Statistical models 1 Flashcards
Why summarise data
- We can make general statements beyond specific observations.
- Typically done using tables or graphs.
Summarising data using tables
- Frequency distributions
- Cumulative distributions
Summarising data using graphs
- Histograms
What is a distribution?
Information about the data you have for one variable.
Properties of distributions
* What the central tendency is (mean, median or mode).
* How symmetrical the data is either side of the mean (skew).
* How variable the data is (e.g. data range, standard deviation and kurtosis).
* If it’s a “normal distribution”.
Central tendency (the average)
- Mean: (sum of values) divided by (number of values).
- Median: middle value in a list ordered from smallest to largest. 50th percentile.
- Mode: most frequently occurring value on the list.

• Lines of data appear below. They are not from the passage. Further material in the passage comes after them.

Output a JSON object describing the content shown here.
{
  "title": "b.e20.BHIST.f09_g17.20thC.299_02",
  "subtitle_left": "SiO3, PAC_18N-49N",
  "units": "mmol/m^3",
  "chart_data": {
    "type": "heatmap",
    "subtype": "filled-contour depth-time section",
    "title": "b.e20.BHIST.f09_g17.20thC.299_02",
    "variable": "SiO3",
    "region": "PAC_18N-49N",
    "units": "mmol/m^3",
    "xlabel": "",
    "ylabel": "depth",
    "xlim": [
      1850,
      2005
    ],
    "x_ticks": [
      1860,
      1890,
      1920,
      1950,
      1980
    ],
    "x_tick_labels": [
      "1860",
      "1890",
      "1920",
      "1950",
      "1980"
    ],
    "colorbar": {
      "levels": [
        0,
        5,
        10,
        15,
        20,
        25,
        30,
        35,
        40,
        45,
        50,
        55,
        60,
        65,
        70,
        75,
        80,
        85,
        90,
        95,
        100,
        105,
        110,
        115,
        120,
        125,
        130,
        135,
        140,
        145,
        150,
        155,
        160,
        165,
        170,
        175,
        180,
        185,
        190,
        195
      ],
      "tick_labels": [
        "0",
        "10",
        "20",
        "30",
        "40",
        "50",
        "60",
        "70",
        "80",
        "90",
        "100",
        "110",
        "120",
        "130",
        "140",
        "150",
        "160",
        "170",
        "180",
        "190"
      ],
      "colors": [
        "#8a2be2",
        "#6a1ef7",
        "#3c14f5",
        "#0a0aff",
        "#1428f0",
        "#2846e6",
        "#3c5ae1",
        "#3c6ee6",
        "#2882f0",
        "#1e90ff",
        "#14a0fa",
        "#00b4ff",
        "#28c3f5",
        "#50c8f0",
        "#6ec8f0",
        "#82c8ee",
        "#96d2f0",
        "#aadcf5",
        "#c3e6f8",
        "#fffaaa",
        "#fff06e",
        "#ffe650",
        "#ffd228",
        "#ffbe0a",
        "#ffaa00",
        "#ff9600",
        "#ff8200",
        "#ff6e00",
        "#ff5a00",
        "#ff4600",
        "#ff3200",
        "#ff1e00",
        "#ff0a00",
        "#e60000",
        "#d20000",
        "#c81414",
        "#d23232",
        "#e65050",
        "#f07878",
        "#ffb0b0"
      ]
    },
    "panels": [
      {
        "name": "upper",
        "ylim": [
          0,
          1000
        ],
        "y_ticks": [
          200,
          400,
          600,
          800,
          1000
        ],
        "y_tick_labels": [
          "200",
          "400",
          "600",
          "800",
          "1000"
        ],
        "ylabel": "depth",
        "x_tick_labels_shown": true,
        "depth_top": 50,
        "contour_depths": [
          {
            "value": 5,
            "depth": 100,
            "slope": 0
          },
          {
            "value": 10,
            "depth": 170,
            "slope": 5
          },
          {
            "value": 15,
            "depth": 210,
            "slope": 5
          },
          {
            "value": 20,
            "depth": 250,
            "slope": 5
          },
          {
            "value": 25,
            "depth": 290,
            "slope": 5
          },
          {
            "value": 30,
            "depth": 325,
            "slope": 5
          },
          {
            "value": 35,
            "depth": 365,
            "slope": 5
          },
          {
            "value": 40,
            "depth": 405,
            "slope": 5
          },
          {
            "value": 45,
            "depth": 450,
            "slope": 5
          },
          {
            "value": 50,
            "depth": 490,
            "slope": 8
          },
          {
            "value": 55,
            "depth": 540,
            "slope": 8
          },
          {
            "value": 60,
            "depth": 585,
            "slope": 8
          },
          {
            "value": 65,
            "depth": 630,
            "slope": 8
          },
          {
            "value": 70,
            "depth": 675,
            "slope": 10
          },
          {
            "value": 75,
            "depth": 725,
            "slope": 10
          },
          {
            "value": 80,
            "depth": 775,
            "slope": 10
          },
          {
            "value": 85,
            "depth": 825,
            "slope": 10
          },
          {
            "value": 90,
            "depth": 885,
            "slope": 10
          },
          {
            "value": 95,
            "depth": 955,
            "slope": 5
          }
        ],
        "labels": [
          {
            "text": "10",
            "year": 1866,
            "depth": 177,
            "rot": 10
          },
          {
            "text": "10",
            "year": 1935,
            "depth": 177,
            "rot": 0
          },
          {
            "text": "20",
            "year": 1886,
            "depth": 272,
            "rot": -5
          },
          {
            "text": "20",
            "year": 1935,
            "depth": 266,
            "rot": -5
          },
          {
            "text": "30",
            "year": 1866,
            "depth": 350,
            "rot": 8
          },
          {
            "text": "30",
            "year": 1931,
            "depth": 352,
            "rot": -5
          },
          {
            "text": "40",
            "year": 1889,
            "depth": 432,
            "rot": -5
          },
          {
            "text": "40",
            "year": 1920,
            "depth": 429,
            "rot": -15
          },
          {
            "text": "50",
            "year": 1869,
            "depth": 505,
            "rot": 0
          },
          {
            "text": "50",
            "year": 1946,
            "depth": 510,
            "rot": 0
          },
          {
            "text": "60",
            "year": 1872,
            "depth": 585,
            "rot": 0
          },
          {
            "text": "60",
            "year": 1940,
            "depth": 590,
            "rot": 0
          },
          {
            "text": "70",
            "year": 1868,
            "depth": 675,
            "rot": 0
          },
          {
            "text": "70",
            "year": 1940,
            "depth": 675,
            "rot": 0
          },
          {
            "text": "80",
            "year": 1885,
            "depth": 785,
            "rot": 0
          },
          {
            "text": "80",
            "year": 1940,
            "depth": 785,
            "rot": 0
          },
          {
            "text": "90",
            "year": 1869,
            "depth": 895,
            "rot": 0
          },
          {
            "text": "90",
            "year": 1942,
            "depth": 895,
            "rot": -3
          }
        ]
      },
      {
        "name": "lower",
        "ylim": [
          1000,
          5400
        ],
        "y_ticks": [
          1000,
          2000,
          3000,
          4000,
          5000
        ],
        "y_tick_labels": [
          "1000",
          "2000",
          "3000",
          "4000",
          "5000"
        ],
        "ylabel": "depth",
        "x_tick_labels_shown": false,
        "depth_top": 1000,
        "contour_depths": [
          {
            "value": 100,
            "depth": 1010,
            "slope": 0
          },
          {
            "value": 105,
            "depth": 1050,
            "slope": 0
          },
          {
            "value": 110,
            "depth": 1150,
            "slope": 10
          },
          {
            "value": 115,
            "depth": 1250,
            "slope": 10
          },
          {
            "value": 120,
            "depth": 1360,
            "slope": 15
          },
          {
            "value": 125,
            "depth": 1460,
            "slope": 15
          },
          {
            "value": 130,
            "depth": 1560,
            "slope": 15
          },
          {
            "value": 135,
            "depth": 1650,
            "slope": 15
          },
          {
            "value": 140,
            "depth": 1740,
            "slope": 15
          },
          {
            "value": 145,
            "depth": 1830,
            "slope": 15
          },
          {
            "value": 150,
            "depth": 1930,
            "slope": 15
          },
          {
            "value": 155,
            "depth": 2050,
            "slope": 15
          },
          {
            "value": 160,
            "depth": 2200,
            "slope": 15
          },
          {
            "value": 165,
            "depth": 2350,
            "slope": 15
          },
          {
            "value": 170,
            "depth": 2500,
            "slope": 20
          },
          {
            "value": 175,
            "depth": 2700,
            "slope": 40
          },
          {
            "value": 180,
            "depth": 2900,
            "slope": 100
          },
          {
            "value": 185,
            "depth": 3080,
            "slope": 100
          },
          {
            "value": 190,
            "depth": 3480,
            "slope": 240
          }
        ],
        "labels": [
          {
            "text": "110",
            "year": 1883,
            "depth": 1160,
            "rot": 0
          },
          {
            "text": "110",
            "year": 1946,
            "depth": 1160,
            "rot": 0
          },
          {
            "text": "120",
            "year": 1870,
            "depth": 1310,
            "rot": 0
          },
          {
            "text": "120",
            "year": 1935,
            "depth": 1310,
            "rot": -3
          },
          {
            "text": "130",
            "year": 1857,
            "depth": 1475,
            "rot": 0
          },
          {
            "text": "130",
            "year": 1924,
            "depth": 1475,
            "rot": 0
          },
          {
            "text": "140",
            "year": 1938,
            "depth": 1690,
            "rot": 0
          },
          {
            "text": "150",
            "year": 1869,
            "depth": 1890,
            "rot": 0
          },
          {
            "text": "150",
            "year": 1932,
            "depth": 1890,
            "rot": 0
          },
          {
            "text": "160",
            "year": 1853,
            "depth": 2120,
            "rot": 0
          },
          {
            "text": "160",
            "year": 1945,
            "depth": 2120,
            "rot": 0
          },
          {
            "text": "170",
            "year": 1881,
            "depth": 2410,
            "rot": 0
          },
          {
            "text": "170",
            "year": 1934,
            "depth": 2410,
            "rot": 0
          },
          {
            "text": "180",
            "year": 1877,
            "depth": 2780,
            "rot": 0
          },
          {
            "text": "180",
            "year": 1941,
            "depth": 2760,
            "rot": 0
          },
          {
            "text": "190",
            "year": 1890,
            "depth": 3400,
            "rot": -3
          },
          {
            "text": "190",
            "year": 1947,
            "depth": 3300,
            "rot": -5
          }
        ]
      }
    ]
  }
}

Skew (symmetry of distribution)
Positive skew: tail points to right or positively
Negative: tail points to left or negatively
Normal is symetrical
Kurtosis
Positive kurtosis
Leptokurtic: centre very high
Negative kurtosis
Platykurtic: centre very flat
Normal distribution
Mesokurtic: normal bell curve
Normal distribution
Symetrical bell curve where mean, mode and median are close
Variability
How spread out a set of data is.
Range
The range of a variable is the biggest value minus the smallest value. Vulnerable to extreme scores.
Interquartile range
The interquartile range (IQR) is like the range, but instead of the difference between the biggest and smallest value the difference between the 25th percentile and the 75th percentile is taken. Used a lot.
Mean absolute deviation
Mean absolute deviation is the mean of all of the absolute deviation scores of a data set. An absolute deviation is the difference between the score and the mean. Used sometimes.
Variance
The variance is the mean of the mean absolute deviation scores squared. Not used much.
Standard deviation
The square root of the variance. Used the most.
In general, you should expect 68% of the data to fall within 1 standard deviation of the mean, 95% of the data to fall within 2 standard deviation of the mean, and 99.7% of the data to fall within 3 standard deviations of the mean.
Standard score
raw score - mean, divided by standard deviation.